При этих словах Нур-эль-Тадхиль похлопал себе по животу и прибавил:
– На службе у пророка у меня высший чин, больше денег и больше власти; но живот был у меня больше, когда я был на службе у хедива…
Сообразив, однако, что он сказал, может быть, слишком много, он немного погодя добавил:
– Но все это пройдет, когда победит истинная вера.
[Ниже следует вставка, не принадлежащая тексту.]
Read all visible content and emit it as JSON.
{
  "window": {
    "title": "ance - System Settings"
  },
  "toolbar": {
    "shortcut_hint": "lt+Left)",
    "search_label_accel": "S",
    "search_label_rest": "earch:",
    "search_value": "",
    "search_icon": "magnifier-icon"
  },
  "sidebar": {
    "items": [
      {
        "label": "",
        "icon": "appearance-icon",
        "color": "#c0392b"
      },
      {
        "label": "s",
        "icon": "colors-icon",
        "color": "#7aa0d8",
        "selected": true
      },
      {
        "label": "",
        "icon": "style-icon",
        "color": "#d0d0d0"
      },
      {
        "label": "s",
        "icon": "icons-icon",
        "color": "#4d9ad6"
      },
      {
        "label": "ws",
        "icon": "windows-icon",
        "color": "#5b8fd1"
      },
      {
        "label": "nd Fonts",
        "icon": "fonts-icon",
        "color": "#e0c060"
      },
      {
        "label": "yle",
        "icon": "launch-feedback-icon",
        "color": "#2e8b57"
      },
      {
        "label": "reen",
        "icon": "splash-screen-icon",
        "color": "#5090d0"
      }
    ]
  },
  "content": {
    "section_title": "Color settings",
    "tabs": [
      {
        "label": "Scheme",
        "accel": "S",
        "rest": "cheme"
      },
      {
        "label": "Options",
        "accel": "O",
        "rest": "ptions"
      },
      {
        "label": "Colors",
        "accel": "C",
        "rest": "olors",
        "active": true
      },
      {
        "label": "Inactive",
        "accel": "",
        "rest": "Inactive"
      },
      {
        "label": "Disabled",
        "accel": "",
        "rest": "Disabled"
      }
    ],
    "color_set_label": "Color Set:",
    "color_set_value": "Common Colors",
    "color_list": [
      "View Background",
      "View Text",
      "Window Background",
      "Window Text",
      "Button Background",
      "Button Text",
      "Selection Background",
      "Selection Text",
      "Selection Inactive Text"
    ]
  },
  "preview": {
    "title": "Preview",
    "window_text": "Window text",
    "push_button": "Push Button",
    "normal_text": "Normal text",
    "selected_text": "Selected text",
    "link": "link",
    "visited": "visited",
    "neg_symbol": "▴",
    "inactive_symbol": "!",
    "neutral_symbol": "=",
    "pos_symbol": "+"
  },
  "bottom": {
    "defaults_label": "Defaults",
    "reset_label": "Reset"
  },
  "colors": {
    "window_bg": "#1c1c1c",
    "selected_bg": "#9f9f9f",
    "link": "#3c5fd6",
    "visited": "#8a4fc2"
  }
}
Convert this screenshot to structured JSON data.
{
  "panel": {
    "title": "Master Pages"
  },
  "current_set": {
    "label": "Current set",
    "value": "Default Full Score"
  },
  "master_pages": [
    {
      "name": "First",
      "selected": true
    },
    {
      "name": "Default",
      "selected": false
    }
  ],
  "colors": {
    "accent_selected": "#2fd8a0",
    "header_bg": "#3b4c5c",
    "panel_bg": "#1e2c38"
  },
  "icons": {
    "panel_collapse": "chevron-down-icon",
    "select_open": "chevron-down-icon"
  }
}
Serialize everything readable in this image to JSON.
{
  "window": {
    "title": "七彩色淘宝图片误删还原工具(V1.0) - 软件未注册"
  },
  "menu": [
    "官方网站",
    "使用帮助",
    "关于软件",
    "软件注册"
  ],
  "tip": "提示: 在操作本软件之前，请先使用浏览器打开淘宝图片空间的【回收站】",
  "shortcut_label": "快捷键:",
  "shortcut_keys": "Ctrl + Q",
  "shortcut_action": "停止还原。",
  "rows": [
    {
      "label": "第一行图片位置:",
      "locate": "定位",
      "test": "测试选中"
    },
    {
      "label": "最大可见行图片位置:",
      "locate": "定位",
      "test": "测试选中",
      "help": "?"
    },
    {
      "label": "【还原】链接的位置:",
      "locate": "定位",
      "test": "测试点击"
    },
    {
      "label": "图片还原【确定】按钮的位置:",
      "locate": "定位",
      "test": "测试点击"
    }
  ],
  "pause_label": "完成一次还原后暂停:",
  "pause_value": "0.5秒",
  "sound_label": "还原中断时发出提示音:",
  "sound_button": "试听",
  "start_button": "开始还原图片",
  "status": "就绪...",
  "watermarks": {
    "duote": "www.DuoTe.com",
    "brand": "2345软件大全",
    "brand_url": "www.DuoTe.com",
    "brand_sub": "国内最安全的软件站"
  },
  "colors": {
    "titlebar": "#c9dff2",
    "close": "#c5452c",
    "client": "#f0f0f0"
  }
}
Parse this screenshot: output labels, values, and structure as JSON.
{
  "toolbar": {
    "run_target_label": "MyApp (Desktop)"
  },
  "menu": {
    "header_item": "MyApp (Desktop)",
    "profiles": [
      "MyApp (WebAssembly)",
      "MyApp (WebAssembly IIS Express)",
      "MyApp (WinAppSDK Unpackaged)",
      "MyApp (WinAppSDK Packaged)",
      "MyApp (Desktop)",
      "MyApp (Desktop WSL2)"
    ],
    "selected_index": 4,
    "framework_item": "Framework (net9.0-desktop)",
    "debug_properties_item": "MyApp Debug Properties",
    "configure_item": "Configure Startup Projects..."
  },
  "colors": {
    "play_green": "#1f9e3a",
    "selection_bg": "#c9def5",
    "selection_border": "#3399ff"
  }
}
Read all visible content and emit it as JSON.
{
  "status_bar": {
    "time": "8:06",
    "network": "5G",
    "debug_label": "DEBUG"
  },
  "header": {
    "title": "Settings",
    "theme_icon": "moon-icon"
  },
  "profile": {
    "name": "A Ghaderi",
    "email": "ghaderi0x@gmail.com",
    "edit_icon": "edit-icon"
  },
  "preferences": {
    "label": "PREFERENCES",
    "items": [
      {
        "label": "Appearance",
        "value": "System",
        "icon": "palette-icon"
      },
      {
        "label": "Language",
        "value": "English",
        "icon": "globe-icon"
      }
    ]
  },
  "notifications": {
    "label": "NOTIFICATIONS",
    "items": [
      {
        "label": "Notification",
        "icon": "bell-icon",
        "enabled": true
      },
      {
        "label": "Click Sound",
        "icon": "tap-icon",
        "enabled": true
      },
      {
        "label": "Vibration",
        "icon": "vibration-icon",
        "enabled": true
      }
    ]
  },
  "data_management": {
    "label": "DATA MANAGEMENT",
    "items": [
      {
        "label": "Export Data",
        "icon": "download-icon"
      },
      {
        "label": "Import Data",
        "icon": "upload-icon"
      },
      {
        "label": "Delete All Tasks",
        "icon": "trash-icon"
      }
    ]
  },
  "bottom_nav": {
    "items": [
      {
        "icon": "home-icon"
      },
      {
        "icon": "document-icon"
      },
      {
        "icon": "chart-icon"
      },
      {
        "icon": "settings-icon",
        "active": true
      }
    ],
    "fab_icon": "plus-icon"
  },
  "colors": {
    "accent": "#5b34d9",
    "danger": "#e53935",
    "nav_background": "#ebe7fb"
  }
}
Слушая это, Идрис невольно подумал, что в Файюме, на службе у англичан, он как-никак голода не знал и легко зарабатывал себе на хлеб. Он огорченно нахмурился.
Немного помолчав, он спросил опять:
– Завтра ты поведешь нас в Омдурман?
– Да. Хартум, по приказанию пророка, был оставлен войсками Махди, и мало кто там еще живет. Верные пророку сносят большие дома и увозят кирпич вместе с остальной добычей в Омдурман. Пророк не хочет жить в городе, оскверненном неверными.
– Я явлюсь к нему завтра с поклоном; он велит дать мне припасы и корм.
– Гм! Если ты действительно принадлежишь к племени дангалов, так, может быть, тебя допустят к нему. Но знай, что дом его охраняют днем и ночью сто человек, вооруженных корбачами, и не жалеют ударов всякому, кто бы захотел войти без разрешения к Махди. А то толпа не дала бы святому мужу ни минуты отдыха… Аллах! Я видел даже и дангалов с кровавыми рубцами на спине.
Идрис с каждой минутой впадал все больше в разочарование и уныние.
– Значит, верные не видят пророка? – спросил он.
– Верные видят его каждый день на площади молитвы, когда он, опустившись на колени, на овечьей шкуре, возносит руки к Богу или проповедует толпе, укрепляя ее в истинной вере. Но проникнуть к нему и говорить с ним очень трудно. Кто удостоится этого счастья, тому все завидуют, потому что на того нисходит милость Божья и очищает его от всех прежних грехов.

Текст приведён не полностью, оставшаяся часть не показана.